Overheating of System A Electric Motor-Driven Pump (EMDP)

Study Notes

Hydraulic System

• Hydraulic reservoirs are pressurized to ensure positive fluid flow to all hydraulic pumps.
• Foaming in flight will result in low pressure lights blinking and a master caution/hyd warning.
• Ailerons, rudder, and elevators (half of total) are components common to both hydraulic systems A and B.
• With hydraulic system A failure, landing gear retraction and ground spoilers are unrecoverable (no redundancies).
• With hydraulic system B failure, leading edge flaps and slats retraction and autobrakes are unrecoverable (no redundancies).
• Rudder, thrust reversers, and leading edge flaps (extend only) are powered by the standby hydraulic system.
• Engine-driven pumps (EDP) provide approximately 6 times the fluid volume of electric motor-driven pumps (EMDP).
• The hydraulic quantity RF (refill) will appear when the quantity is below 76%, specifically, on the ground, with both engines shut down and after landing with flaps up during taxi.
• During preliminary preflight, a low hydraulic quantity is indicated by the RF (refill) next to A or B quantity displays.
• Appropriate action for seeing RF during preflight is to make a M300 writeup and contact maintenance control via dispatch.
• Normal hydraulic pressure is 3000 psi and maximum is 3500 psi.
• Hydraulic system failure can be caused by an electric motor-driven pump overheating or hydraulic fluid used for cooling and lubrication that overheats.
• The minimum fuel required in each main wing tank for ground operation is 1675 lbs.
• Pushing back without a nose gear steering lockout pin requires both system A hydraulic pumps to be set to OFF.
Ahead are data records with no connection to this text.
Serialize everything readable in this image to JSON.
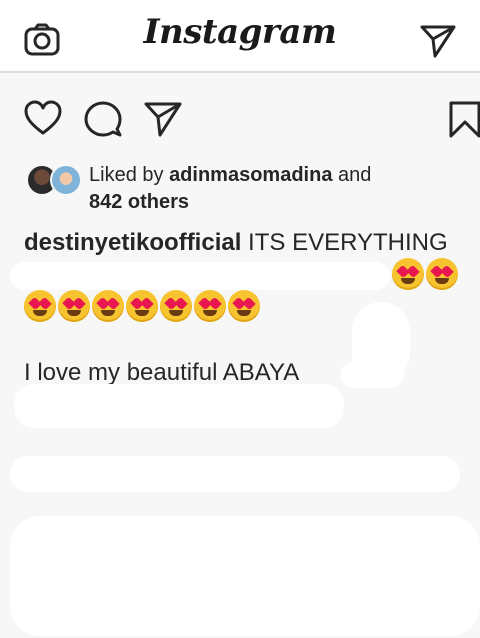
{
  "header": {
    "title": "Instagram",
    "left_icon": "camera-icon",
    "right_icon": "direct-send-icon"
  },
  "actions": {
    "icons": [
      "heart-icon",
      "comment-icon",
      "share-icon",
      "bookmark-icon"
    ]
  },
  "likes": {
    "prefix": "Liked by ",
    "user": "adinmasomadina",
    "conjunction": " and",
    "count_text": "842 others"
  },
  "post": {
    "username": "destinyetikoofficial",
    "caption_line1": " ITS EVERYTHING",
    "emoji_row1_count": 2,
    "emoji_row2_count": 7,
    "emoji_name": "heart-eyes-emoji",
    "caption_line2": "I love my beautiful ABAYA"
  },
  "colors": {
    "text": "#262626",
    "background": "#f7f7f7",
    "header_bg": "#ffffff",
    "heart_eyes": "#e8174f",
    "emoji_face": "#f7c32e"
  }
}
Hydraulic System Operation

• Power Transfer Unit (PTU) provides additional hydraulic fluid for autoslats and leading edge flaps when system B's engine-driven pump is inoperative.
• PTU does not transfer hydraulic fluid, instead uses system A pressure to power a hydraulic motor-driven pump which pressurizes system B hydraulic fluid.
• The LGUT operates when airborne, No. 1 engine RPM goes below a limit, and when the landing gear lever is positioned up or has not been locked.
• A standby System B hydraulic system is primarily used as a backup if system A or B pressure is lost.
• The standby hydraulic system is activated either manually or automatically when system A and/or B pressure is lost.
• Manual activation is achieved by moving the FLT CONTROL A or B switch to the STBY RUD position or the ALTERNATE FLAPS Master switch to the ARM position.
• Standby system automatically activates when airborne with wheel speed over 60 kts; flaps are extended, and hydraulic system A or B is lost.
• A Master Caution, FLT CONT announcement, and STBY RUD ON lights illuminating at FL350 indicate automatic activation of the standby system.
• The STANDBY HYD LOW QUANTITY light illuminates when the standby reservoir is approximately half empty.
• STANDBY HYD LOW PRESSURE light (amber) indicates low output pressure from the standby pump and it is armed when standby operation is selected or automatic function is activated.
• In the event of FLT CONTROL A switching to STBY RUD position, the B system controls elevators, B system for ailerons, and standby system for rudder.
• If hydraulic system A or B fails, a reverse thrust is provided by the standby hydraulic system.

Description

Test your knowledge on hydraulic systems used in aviation. This quiz covers essential components, failure effects, and operational details of hydraulic systems A and B, as well as the standby hydraulic system. Refresh your understanding of how these systems contribute to aircraft safety and performance.